The company accelerated the industry’s move toward LED backlighting in 2009 at a point when plasma still competed for premium market share, and followed that with Smart TV integration in 2011 as streaming began its displacement of broadcast and physical media consumption.
How Samsung’s portfolio has evolved
Samsung’s launch of its QLED TVs in 2017 brought quantum dot technology into mainstream perception, while The Frame repositioned the television as a lifestyle orientated, wall-mounted digital art, a format that has since generated its own recognisable footprint in the industry.
The introduction of Micro LED in 2020 extended Samsung’s presence into ultra-large self-emissive display technology, a segment where brightness, contrast uniformity and pixel-level control represent, though Micro LED has struggled to make it into homes considering its expense.
Image Credit (Trusted Reviews)
Samsung’s current portfolio continues across Neo QLED, OLED and a new Micro RGB range, with AI-driven processing now applied to picture optimisation, sound and personalisation across Samsung’s premium and more affordable models.

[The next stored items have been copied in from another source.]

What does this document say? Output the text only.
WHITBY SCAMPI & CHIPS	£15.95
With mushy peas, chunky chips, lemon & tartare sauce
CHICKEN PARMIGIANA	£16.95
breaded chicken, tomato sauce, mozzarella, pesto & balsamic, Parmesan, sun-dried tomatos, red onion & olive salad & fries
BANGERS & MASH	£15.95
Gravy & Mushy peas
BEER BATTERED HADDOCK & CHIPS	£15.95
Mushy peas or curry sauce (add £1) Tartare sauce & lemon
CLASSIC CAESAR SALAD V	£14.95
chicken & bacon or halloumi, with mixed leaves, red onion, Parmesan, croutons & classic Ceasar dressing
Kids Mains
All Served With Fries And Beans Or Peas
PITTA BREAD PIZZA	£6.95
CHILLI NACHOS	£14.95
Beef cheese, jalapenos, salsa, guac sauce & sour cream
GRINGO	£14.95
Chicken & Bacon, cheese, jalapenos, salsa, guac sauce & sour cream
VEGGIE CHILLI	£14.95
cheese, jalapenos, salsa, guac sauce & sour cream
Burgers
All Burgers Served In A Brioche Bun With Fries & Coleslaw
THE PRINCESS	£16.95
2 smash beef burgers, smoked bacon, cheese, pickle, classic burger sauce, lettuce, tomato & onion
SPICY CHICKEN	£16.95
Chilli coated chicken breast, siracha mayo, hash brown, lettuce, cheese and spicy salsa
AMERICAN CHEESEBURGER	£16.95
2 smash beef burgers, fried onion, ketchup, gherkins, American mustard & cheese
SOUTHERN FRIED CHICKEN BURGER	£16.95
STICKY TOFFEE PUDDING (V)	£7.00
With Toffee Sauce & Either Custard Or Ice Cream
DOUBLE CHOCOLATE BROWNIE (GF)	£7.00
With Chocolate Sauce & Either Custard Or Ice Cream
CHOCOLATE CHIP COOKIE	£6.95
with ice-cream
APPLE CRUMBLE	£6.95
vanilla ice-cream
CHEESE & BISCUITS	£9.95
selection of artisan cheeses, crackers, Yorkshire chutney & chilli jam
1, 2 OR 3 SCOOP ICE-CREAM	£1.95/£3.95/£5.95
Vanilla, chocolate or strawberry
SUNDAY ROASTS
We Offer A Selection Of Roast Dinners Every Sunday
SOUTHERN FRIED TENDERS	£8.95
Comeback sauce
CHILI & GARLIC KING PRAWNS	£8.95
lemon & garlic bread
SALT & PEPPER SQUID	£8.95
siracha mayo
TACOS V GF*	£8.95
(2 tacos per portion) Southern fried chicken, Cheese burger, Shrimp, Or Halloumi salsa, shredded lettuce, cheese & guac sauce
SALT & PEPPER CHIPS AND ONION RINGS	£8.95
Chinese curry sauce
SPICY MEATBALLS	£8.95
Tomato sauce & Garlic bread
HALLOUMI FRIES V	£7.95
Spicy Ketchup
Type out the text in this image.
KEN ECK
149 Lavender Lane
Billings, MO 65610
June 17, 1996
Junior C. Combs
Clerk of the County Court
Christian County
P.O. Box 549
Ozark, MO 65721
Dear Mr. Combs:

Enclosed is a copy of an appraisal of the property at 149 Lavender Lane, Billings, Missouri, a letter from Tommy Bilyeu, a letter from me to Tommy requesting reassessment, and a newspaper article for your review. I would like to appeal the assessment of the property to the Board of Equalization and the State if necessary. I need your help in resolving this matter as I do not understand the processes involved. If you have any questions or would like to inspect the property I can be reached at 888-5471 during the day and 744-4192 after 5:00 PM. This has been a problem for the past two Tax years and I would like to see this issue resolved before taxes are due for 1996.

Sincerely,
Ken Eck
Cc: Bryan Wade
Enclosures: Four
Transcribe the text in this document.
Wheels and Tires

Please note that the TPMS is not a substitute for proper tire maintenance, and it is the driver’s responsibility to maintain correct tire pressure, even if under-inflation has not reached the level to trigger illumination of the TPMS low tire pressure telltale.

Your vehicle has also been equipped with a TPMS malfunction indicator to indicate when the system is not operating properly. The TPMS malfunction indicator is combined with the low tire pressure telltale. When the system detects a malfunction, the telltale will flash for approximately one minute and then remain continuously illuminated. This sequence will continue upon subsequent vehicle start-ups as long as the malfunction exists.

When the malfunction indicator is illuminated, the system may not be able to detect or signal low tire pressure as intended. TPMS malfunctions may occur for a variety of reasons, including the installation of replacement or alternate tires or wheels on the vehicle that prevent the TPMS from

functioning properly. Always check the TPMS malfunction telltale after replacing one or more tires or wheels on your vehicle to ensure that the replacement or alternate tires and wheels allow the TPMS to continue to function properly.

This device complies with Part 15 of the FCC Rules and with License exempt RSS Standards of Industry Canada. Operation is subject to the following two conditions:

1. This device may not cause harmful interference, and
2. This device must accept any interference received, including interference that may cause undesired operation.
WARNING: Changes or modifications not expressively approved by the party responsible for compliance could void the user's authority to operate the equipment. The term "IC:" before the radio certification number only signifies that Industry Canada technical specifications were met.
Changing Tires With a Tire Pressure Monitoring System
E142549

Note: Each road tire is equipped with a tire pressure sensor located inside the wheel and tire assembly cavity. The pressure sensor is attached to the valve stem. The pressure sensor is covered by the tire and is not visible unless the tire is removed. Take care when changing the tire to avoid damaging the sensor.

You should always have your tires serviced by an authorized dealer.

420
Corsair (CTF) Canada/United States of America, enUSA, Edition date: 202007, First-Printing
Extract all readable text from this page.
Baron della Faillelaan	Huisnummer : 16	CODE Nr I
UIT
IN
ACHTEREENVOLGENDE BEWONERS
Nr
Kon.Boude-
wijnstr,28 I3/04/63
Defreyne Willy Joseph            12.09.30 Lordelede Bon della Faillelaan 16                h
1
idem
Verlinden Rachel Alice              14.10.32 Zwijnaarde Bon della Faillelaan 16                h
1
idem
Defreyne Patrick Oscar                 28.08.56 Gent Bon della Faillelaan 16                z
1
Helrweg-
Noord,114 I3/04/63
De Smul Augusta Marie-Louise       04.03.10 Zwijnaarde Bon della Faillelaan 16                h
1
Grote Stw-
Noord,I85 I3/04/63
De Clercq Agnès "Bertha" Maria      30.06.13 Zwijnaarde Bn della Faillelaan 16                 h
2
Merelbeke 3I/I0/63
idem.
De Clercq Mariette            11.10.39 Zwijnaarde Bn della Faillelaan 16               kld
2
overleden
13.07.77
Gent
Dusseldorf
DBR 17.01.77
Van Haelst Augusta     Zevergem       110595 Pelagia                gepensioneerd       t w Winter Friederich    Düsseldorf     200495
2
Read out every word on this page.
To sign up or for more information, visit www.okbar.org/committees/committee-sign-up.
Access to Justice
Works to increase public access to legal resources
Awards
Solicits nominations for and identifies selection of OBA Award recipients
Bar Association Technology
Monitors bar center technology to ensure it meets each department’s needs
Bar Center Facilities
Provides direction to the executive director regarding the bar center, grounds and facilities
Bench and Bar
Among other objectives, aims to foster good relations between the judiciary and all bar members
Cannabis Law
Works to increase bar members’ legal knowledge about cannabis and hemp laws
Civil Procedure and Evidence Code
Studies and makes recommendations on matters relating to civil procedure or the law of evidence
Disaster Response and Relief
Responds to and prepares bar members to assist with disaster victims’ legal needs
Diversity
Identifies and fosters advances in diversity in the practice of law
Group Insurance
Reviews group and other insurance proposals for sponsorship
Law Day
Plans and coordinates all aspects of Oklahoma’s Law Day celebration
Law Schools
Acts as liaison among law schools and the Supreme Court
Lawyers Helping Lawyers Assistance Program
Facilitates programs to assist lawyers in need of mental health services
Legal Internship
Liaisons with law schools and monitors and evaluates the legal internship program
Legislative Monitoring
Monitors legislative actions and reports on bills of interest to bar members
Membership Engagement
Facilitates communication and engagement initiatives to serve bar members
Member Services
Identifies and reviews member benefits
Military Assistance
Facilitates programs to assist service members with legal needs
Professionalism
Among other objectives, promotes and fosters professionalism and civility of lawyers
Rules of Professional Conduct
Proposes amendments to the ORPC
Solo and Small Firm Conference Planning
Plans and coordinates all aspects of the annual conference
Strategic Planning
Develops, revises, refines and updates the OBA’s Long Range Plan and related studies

SW Yong, President of Samsung’s Visual Display division, attributed the sustained leadership to consumer trust built through consistent engineering investment rather than short-term market positioning.
Samsung has not announced specific pricing or availability details for its 2026 television lineup beyond what has already been confirmed through earlier product launches.
Opinion
Samsung celebrates its second decade at the top of the TV pile, but the question is can it hold onto that position for another year?
With TCL selling more TVs in the latter part of 2025 than Samsung, and closing the gap in market share; plus Hisense’s growing presence in large-screen sizes, Samsung is increasingly facing competition from rivals who are undercutting them when it comes to price.
It did score a victory in the German courts with regards to whether TCL’s QLED TVs were legitimately QLED, but that alone is not enough to stop TCL chasing down Samsung to be the top dog in the TV market.